9. Hukuk Muhakemeleri Kanunu’nun 46 ncı maddesinde sorumluluk nedenleri sınırlı olarak sayılmıştır. Anılan maddede “(1) Hâkimlerin yargılama faaliyetinden dolayı aşağıdaki sebeplere dayanılarak Devlet aleyhine tazminat davası açılabilir:
a) Kayırma veya taraf tutma yahut taraflardan birine olan kin veya düşmanlık sebebiyle hukuka aykırı bir hüküm veya karar verilmiş olması.
b) Sağlanan veya vaat edilen bir menfaat sebebiyle kanuna aykırı bir hüküm veya karar verilmiş olması.
c) Farklı bir anlam yüklenemeyecek kadar açık ve kesin bir kanun hükmüne aykırı karar veya hüküm verilmiş olması.
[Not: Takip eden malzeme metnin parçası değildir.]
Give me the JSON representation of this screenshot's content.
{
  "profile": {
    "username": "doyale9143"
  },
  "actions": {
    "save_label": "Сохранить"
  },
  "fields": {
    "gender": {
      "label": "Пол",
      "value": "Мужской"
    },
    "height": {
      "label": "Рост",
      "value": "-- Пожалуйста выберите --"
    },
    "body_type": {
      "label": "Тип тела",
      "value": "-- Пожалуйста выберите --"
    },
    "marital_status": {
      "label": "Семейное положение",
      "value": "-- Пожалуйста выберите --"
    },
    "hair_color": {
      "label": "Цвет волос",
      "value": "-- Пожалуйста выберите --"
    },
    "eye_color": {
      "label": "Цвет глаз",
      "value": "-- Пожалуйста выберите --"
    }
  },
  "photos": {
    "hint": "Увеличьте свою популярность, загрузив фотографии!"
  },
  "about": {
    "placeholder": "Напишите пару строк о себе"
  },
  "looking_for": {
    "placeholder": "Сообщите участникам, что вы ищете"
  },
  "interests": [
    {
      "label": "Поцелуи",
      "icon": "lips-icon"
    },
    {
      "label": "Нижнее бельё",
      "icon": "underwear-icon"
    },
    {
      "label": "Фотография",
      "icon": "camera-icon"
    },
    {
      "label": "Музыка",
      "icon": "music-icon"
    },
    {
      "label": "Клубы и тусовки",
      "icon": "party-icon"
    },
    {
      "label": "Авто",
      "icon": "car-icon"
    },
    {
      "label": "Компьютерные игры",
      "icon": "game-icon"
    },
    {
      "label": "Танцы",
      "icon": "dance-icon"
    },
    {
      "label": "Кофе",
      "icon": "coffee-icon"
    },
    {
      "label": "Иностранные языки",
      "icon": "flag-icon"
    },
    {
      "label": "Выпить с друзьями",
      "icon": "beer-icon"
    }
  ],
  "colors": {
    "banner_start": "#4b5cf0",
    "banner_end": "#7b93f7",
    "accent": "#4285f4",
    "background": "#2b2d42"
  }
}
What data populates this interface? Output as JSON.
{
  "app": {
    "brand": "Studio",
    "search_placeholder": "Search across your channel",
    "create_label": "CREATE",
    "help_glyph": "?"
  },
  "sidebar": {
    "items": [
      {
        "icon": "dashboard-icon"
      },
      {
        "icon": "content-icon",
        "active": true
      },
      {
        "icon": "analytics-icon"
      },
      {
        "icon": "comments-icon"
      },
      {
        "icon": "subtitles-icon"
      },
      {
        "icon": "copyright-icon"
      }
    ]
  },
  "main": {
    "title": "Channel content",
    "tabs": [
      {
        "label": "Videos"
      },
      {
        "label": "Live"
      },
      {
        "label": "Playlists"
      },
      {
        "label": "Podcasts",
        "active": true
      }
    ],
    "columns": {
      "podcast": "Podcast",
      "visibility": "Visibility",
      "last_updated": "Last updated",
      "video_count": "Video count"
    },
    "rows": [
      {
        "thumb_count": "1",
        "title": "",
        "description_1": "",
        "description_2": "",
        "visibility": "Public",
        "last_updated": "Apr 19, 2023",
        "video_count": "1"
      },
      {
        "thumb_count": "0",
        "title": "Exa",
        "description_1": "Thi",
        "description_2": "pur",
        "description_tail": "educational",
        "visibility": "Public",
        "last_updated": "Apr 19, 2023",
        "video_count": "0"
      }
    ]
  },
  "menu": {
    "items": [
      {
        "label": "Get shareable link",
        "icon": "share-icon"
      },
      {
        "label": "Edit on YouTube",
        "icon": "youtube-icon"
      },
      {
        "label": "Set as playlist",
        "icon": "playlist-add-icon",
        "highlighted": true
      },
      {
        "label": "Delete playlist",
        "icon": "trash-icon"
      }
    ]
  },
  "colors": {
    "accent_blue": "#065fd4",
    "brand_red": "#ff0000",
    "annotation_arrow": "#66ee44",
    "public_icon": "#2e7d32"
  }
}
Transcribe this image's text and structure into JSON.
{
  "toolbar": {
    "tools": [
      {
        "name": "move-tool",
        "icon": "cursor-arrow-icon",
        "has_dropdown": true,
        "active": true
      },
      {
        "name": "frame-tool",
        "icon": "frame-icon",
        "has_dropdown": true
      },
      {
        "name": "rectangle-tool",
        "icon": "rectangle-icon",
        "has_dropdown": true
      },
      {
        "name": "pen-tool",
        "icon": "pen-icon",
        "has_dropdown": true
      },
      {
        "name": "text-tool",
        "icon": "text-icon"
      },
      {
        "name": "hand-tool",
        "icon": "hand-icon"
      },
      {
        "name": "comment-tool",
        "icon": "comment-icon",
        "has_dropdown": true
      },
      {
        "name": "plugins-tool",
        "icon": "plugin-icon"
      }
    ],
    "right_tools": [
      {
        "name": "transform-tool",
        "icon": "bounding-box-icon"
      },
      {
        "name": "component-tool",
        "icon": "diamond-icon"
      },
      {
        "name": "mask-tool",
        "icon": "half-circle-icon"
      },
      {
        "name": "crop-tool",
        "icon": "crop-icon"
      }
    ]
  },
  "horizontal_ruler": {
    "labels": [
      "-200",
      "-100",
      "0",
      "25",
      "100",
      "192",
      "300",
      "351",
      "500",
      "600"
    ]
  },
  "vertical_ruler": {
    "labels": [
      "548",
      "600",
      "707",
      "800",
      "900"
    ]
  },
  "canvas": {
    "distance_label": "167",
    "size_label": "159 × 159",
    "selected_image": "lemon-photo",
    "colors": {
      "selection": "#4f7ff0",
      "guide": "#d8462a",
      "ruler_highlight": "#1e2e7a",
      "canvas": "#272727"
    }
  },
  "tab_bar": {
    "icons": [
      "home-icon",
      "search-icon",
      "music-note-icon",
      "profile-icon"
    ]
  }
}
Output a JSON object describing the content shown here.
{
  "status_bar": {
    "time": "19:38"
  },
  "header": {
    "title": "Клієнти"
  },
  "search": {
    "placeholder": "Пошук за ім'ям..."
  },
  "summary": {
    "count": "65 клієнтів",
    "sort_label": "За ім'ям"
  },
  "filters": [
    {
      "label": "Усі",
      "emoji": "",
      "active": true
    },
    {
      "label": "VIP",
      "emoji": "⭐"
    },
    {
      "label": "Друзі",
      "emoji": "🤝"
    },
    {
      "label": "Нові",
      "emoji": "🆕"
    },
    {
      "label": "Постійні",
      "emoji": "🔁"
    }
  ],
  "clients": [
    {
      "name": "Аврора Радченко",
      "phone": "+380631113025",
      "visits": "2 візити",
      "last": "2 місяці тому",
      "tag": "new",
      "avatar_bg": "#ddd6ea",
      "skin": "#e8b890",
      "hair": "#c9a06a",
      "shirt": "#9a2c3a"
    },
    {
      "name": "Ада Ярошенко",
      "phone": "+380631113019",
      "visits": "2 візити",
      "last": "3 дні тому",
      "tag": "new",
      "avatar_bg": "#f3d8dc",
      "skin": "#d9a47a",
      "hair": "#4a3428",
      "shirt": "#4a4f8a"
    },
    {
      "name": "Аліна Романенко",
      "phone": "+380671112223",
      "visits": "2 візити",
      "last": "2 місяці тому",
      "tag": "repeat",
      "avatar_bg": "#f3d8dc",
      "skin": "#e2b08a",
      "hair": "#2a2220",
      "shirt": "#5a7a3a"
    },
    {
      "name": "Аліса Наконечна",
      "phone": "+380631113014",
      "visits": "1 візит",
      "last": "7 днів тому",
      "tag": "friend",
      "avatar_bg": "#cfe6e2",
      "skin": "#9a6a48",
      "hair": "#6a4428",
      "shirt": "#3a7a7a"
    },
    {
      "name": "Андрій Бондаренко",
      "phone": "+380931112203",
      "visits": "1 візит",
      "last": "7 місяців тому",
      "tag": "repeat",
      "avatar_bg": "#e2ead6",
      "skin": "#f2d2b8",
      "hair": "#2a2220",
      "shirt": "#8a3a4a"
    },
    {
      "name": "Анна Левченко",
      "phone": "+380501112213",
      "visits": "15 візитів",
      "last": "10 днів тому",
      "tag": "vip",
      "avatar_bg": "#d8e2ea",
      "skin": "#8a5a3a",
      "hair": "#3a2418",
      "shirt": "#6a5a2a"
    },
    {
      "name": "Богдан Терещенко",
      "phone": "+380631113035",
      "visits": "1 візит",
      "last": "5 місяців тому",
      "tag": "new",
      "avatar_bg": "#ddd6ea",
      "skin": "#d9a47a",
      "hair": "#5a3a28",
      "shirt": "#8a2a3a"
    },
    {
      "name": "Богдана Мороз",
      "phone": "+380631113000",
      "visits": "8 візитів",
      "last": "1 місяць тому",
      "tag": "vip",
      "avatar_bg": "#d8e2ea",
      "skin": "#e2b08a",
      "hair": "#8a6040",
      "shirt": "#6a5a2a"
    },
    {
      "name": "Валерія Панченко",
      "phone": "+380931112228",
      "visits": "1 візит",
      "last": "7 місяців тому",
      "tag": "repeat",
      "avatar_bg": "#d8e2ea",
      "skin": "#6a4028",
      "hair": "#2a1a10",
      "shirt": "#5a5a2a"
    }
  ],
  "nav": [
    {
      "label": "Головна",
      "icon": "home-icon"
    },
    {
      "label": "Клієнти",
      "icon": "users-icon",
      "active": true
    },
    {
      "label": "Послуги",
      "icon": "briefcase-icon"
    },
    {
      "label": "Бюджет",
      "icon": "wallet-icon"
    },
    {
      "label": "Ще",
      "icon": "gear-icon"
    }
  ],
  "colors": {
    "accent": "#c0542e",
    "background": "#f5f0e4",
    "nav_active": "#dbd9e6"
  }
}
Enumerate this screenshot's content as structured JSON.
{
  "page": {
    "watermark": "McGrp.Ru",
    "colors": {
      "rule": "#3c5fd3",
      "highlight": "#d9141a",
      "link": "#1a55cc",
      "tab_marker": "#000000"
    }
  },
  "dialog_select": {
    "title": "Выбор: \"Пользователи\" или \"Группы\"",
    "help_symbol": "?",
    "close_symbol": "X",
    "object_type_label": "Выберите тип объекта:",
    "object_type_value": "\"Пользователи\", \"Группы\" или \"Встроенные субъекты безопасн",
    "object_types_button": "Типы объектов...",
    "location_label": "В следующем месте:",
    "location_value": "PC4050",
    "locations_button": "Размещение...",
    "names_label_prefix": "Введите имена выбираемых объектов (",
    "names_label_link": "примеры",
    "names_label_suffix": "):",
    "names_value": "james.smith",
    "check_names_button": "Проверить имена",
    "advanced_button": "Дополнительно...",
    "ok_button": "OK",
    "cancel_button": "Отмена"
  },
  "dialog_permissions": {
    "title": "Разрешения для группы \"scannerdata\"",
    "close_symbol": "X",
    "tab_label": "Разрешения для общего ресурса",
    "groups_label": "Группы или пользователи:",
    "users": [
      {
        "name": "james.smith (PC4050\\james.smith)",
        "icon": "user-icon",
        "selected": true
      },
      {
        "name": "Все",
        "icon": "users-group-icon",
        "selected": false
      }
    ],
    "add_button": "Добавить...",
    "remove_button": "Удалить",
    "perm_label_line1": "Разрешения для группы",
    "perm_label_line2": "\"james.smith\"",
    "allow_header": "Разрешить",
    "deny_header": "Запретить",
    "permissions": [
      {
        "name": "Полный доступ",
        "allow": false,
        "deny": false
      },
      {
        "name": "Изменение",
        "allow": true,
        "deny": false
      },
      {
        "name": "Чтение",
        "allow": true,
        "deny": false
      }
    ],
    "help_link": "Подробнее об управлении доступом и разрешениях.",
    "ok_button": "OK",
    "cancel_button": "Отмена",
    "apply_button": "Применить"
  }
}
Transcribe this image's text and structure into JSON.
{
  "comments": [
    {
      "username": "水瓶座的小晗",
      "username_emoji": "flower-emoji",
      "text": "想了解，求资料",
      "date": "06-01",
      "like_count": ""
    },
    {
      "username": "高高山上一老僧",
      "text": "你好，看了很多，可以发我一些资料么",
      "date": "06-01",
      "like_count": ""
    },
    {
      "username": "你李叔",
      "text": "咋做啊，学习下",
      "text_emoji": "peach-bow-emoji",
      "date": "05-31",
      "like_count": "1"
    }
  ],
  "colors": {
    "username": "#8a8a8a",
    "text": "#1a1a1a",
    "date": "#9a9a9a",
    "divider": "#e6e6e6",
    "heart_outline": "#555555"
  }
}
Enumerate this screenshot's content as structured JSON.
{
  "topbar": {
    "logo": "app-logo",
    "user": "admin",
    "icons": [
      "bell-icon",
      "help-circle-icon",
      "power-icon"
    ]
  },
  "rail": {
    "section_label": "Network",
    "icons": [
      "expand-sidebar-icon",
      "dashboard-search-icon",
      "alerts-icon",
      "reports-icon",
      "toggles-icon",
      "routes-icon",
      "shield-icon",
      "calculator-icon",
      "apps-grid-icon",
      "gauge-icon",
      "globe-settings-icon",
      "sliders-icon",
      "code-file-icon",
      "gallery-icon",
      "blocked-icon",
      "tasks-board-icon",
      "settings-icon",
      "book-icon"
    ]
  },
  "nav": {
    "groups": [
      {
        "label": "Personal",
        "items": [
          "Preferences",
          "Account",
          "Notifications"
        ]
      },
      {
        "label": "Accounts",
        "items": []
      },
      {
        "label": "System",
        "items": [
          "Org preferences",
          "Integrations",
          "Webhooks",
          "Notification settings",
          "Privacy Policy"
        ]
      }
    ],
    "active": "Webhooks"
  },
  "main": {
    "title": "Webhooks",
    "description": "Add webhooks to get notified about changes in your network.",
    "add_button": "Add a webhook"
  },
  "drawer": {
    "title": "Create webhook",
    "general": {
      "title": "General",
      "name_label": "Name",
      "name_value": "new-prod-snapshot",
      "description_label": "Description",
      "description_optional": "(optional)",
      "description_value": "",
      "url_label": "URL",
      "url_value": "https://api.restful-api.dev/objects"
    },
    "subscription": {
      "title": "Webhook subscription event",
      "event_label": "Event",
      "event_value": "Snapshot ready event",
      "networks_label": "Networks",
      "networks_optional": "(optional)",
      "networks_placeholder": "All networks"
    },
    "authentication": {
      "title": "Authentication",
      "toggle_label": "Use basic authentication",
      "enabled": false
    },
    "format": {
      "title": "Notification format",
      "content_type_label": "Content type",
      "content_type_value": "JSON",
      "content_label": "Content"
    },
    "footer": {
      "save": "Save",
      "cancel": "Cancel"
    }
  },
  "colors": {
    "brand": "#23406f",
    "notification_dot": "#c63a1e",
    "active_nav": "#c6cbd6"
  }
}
ç) Duruşma tutanağında mevcut olmayan bir sebebe dayanılarak hüküm verilmiş olması.
d) Duruşma tutanakları ile hüküm veya kararların değiştirilmiş yahut tahrif edilmiş veya söylenmeyen bir sözün hüküm ya da karara etkili olacak şekilde söylenmiş gibi gösterilmiş ve buna dayanılarak hüküm verilmiş olması.
e) Hakkın yerine getirilmesinden kaçınılmış olması.” düzenlemesi bulunmaktadır.
10. Somut olayda 6100 sayılı Kanun’un 46 ncı maddesinde sınırlı sayıda belirtilen sorumluluk sebeplerinden hiçbiri bulunmadığından ve hâkimlerin yargılama faaliyetinden dolayı tazminat şartları oluşmadığından Özel Dairece davanın reddine karar verilmesi yerindedir.
11. Hâl böyle olunca, yapılan açıklamalara, dosyadaki tutanak ve kanıtlara, bilgi ve belgelere, Daire kararında açıklanan gerektirici nedenlere, delillerin değerlendirilmesinde bir isabetsizlik bulunmamasına göre, usul ve yasaya uygun olduğu tespit edilen Yargıtay 5. Hukuk Dairesinin ilk derece mahkemesi sıfatıyla verdiği kararın onanması gerekir.
III. KARAR
Açıklanan sebeplerle;
Davacı vekilinin temyiz itirazlarının reddi ile Yargıtay 5. Hukuk Dairesinin ilk derece mahkemesi sıfatıyla verdiği kararın ONANMASINA,
Harç peşin alındığından harç alınmasına yer olmadığına,
21.12.2023 tarihinde oy birliğiyle kesin olarak karar verildi.